EIN PSYCHOLOGISCHER RINGKAMPF MIT SCHWEREN FOLGESCHÄDEN
Hols Stöckchen! Fang den Fuchs! Das sind vermutlich erste Assoziationen, die sich bei so einem Filmtitel einstellen. Dabei geht es hier gar nicht um Jagdhunde oder englischen Landadel. Nichtsdestotrotz stehen aber dennoch abgerichtete (sprich: trainierte) Wesen im Mittelpunkt nämlich Profisportler und einstige Olympiasieger in der Disziplin Ringen. Das Brüderpaar Schultz wird von dem exzentrischen Multimillionär du Pont (Steve Carell) auf dessen Landgut eingeladen, wo sich Mark (Channing Tatum) gleich häuslich niederlässt, während Dave (Mark Ruffalo) nach anfänglichem Zögern erst später samt Familie dazu stößt, um seinen Bruder gemeinsam mit dem US-Ringer-Team auf die Olympischen Spiele 1988 in Seoul vorzubereiten. Unter Aufsicht des neurotischen Geldgebers entwickelt sich das sportliche Unternehmen Team Foxcatcher aber immer mehr zu einem gefährlichen Psychoduell mit tragischem Ausgang; und das alles hat sich so oder zumindest so ähnlich tatsächlich zugetragen.
Regisseur Bennett Miller (Capote) zeigt meisterhaft auf, wie sich zwischen den drei Hauptfiguren ein kompliziertes Geflecht aus Anziehung und Abstoßung, Aufbegehren und Abhängigkeit entspinnt. Nach anfänglichen Versuchen, Mark von seinem Bruder zu entfremden, vollzieht du Pont eine verhängnisvolle Kehrtwendung und holt Dave mit an Bord. Der ist in diesem Trio zwar der mental Stabilste und steht als Familienvater mit beiden Beinen im Leben, doch gerade er wird für sein Engagement in dieser Sache den höchsten Preis zu zahlen haben.
Channing Tatum nimmt man den Profi-Ringer durchaus ab. Er lässt gekonnt seine Muskelpartien spielen, ist aber trotz aller Stärke ein innerlich Zerrissener: idealistisch und selbstzerstörerisch zugleich, tritt er als schweigsamer, zutiefst verletzlicher Mensch in Erscheinung, der sich durch seinen äußerst labilen Mentor auf vielfache Weise manipulieren lässt (Zufuhr von Alkohol und Kokain sind dem Trainingsprogramm zum Beispiel nicht gerade förderlich).

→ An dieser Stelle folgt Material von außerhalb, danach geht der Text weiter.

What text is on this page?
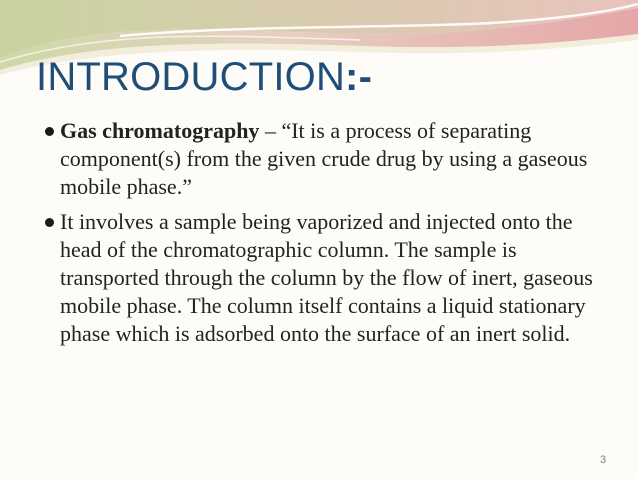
INTRODUCTION:-
Gas chromatography – “It is a process of separating component(s) from the given crude drug by using a gaseous mobile phase.”
It involves a sample being vaporized and injected onto the head of the chromatographic column. The sample is transported through the column by the flow of inert, gaseous mobile phase. The column itself contains a liquid stationary phase which is adsorbed onto the surface of an inert solid.
3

Steve Carrell hat man so noch nie gesehen: dazu trägt rein äußerlich eine markante falsche Hakennase bei, die ihn fast unkenntlich macht, was aber wirklich zählt ist seine unglaubliche Anverwandlung dieser realen Figur. Er bekam zum Glück die Chance, bisher unbekannte Facetten von sich zu zeigen, weil Regisseur Miller an die dunkle Seite des Komikers glaubte. Sein Du Pont erscheint als tragikomischer und ziemlich unberechenbarer Soziopath, dessen Vermögen ihm erlaubt, einigen teuren Hobbies nachzugehen. Neben Briefmarken und Vogelkunde gilt seine große Leidenschaft der Welt des Ringkampfes. Er gefällt sich, im hoffnungslosen Aufbegehren gegen seine Mutter, als selbsternannter Wrestling-Experte und Coach, der es sich nicht nehmen lässt, gelegentlich selbst als Ringkämpfer aufzutreten; wobei er aber eine sehr klägliche Figur macht - trifft er doch bei den durch ihn finanzierten Wettkämpfen auf Gegner, die fürs Verlieren bezahlt wurden.
Nicht zu vergessen Vanessa Redgrave! Als Du Ponts gebrechliche Mutter hat sie zwar nur ein paar knapp bemessene Auftritte, verbreitet dabei aber eine derartige Eiseskälte und patriarchischen Dünkel, dass es nur allzu nachvollziehbar erscheint, weshalb ihr Sohn zu dem werden konnte, der er gewesen ist. 9 von 10 festsitzende Wrestlinggriffe.